Spanish Civil Guard, in an operation called Operation Lupin, caught a young man whose initials are J.A.F., age 23, and is considered to be the greatest cyber scammer in Spain’s history. With more than 25 charges, he was target number one for the police all over the country.

So far, there is an estimate of more than 1.5 million Euros stolen from 5.000 people with the use of fake web pages. Code name Lupin is in honor of the stealthy thief, Arsene.

The operation began after the Department of Cyber Crimes from the Central Operative Unity (COU) of the Civil Guard detected possible scams that affected thousands of people in different places in Spain, and they all had a common pattern.

These cyber scams happened with fake online shops selling electronic devices though copies of completely legal and known web sites in the market; even using their logos and brand names to lure users into the scam.

A common characteristic of these fake web pages was their limited time online. They could last for a weekend and disappear without leaving traces. During this small window of time, the web page had an intense publicity and positioning campaign on the main search engines and social networks with attractive offers, it was all with the intention of luring as many potential buyers as possible in such a short time.

A particularity of this organization was that it took advantage of what the new technologies offered: a continuous pursue of anonymity on the Internet to avoid detection, and being linked to the commission of crimes investigated.

€300.000 a Month

During the time the investigation lasted, the agents of Department of Cyber Crimes of the COU detected and traced around 30 different only stores; they were all managed by the felon and his accomplices.

In many occasions, they attracted victims from shop-sell online sites to their own fake web pages. It is important to remember that shop-sell external contents can be dangerous.

The products offered by these web sites were mainly electronic devices, especially video game consoles, and cell phones. Any attractive product was perfect to scam. They also took advantage of the seasons by offering A/C during summer, and heating during winter.
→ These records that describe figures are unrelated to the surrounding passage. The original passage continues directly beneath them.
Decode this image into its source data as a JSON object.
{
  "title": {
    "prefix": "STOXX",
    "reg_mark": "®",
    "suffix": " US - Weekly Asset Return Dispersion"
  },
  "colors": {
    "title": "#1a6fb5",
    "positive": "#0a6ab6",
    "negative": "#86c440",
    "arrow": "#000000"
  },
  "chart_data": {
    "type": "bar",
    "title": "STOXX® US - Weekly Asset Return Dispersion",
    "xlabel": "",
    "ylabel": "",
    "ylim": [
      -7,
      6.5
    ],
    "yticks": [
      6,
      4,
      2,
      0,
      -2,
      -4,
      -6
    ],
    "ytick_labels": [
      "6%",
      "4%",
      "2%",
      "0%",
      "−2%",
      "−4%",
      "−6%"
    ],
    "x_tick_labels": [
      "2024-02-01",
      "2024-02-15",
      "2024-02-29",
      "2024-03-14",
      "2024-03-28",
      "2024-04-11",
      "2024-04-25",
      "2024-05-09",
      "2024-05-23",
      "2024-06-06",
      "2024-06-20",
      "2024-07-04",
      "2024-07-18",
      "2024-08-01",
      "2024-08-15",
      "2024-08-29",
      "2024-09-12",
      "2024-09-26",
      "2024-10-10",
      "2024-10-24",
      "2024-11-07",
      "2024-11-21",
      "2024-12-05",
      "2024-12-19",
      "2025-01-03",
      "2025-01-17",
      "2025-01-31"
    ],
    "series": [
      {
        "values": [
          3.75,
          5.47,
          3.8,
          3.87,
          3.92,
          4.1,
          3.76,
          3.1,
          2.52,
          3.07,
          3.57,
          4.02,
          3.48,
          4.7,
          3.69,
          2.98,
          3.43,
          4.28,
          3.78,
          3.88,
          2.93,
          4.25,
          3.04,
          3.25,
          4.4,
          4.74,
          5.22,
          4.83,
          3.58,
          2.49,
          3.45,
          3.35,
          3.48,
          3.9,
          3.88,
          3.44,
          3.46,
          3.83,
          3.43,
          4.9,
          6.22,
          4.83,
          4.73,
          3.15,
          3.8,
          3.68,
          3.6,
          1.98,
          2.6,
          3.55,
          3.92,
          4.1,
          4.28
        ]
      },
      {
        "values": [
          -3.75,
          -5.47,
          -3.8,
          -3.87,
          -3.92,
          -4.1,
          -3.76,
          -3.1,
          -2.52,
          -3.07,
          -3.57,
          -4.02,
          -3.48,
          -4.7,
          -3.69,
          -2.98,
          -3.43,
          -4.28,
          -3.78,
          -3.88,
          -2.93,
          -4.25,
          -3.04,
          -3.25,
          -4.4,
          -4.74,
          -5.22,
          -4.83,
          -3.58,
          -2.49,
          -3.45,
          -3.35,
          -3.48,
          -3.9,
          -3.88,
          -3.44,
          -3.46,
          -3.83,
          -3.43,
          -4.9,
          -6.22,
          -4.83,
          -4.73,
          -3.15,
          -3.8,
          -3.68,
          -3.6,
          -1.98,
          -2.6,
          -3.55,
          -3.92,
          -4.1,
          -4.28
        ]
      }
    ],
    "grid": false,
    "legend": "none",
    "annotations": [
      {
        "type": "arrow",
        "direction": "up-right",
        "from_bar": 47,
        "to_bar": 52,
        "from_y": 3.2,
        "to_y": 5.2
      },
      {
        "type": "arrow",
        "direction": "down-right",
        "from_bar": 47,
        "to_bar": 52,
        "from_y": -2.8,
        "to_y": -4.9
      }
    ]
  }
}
The name of the online shops traced so far are:

• com
• es
• es
• es
• es
• es
• es
• es
• es
• es
• es
• eu
• com
• es
• com
• com
• com
• co
• es
• es
• com
• com
• co
• press-starts.com
• co.

The volume of sales this person achieved was such that investigators checked that the monthly incomes from the scam, in some cases, were over €300.00. He used to show off this amount of money with his closest friends.

Types of Scams

Although the Civil Guard began this operation almost a year ago, is likely that J.A.F. had done these scams for three years. The most common way was that the web page forced the user to choose bank transfer as the only payment method.
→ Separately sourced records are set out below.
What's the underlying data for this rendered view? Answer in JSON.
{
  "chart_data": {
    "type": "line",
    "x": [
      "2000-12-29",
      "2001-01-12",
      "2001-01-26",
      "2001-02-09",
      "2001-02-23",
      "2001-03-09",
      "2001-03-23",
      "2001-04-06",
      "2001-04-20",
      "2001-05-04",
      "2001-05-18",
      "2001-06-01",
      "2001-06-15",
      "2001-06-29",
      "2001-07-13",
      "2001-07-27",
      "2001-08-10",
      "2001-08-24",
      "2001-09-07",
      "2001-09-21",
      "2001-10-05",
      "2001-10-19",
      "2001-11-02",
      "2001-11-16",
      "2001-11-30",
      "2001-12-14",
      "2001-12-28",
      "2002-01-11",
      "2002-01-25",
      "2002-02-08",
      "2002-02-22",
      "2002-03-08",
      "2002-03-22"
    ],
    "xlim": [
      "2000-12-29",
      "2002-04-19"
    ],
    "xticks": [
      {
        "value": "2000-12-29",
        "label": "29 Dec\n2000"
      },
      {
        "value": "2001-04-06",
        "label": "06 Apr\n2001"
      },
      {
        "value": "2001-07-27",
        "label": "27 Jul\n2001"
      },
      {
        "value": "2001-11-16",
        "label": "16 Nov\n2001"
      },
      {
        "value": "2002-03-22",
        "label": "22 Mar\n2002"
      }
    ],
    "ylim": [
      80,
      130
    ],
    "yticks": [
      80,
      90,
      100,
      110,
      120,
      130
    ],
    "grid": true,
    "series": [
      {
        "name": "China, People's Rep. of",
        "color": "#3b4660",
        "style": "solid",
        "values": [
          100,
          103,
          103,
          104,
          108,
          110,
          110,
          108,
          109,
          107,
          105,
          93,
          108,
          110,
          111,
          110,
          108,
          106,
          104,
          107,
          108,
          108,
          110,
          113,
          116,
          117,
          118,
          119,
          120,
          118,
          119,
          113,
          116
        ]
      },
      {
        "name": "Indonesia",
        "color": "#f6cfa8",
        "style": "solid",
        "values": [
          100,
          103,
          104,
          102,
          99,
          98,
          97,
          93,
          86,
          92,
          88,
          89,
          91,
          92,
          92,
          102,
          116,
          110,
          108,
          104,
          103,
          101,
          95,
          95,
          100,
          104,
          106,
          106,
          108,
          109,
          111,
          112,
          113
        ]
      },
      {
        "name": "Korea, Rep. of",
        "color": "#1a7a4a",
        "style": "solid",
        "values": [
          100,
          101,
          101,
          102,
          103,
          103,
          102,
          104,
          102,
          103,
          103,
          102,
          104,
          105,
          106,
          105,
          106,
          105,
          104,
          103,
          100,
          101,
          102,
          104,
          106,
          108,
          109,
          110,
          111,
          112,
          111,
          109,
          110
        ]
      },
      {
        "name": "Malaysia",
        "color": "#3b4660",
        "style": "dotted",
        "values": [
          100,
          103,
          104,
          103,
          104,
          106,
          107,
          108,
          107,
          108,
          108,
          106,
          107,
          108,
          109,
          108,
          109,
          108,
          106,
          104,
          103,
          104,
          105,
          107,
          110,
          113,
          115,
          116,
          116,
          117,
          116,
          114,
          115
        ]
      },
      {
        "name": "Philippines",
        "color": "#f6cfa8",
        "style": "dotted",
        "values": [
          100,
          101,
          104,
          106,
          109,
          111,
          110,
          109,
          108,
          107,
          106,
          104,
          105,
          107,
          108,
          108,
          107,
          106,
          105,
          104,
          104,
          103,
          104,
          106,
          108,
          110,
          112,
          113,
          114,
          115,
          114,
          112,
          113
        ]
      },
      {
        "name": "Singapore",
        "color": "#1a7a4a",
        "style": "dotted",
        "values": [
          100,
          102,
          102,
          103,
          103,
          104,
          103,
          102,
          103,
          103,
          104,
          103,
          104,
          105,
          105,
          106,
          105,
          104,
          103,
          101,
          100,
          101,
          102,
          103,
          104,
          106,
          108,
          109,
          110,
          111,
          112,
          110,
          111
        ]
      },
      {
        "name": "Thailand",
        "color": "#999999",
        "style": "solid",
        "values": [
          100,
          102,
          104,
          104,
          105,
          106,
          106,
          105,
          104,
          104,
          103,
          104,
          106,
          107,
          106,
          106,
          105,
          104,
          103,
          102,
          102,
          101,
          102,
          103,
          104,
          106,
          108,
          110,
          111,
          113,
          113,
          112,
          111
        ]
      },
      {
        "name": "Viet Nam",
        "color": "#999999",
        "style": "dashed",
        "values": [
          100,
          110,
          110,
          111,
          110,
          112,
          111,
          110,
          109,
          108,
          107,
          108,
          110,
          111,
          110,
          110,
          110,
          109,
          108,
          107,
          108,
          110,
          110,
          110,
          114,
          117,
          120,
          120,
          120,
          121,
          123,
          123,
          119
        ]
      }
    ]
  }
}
The bank accounts used for this required the scammer to use hundreds of them, as well as using different SIM card numbers to avoid leaving traces. The accounts and phone numbers belonged to young people that got pay significant amounts of money to lend their personal information for this.

With time, these scams were perfected. Using the payment process as an excuse, the scammer called the victims and told them to download an app that would help them track their order. In actuality, the app would redirect the phone’s texts messages to access the codes sent by banks. This allowed them to confirm transferences, and charge credit card with high purchases, leaving the victim’s account in zero.

Once that step was over, they used the contactless technology to link the mules’ credit card to mobile terminals. By doing so they could withdraw the cash on ATMs all over Madrid, they had strong security measures. They would later repeat this process several times during day until they got thousands of Euros in a day.

Organized Criminal Group

J.A.F. had a group perfectly organized by him; they received a salary like any other regular job. For example, a computer specialist was in charge of creating the fake web pages, which why he was arrested this week in the province of Albacete.

.

The exaggerated security measures J.A.F took on his daily basis to avoid any kind of police action against him must be commanded: he used different identities and did not live for more than one week in the same places; hotels and apartment-hotels in Las Rozas and Majadona were usually the chosen locations. At the same time, another pay member of organization was in charge of providing these safe houses using other people’s names, also to provide security, and counter vigilance to his actions.

A Bank Account Mule Network

Another one of the arrested people was in charge of structure of getting mules, that is, the people offering themselves to open bank accounts with their name so J.A.F. could use them for his scams. They were the lowest level of the organization.

All these mules have been arrested by the regional Units throughout the course of this investigation. They were on the account holders from where the transfers of the scam were done.

J.A.F. had a strict control over these people and, if any of them tried to trick him and take more money than they should, he would take some measures such as posting the phone number on victims forums as if the mule was the scammer. He would also send emails to the victims posing as the CUO from the Civil Guard and the National Court claiming there was an ongoing investigation. He even paid people to beat the mules.

After a long and complex operation, they managed to identify the mind behind the scam, this took several weeks. J.A.F. arrest took place in a hotel in Madrid where he had recently established. Alongside his equipment, police confiscated more than 50 smartphones, and more than 100 prepaid SIM cards under other people’s name.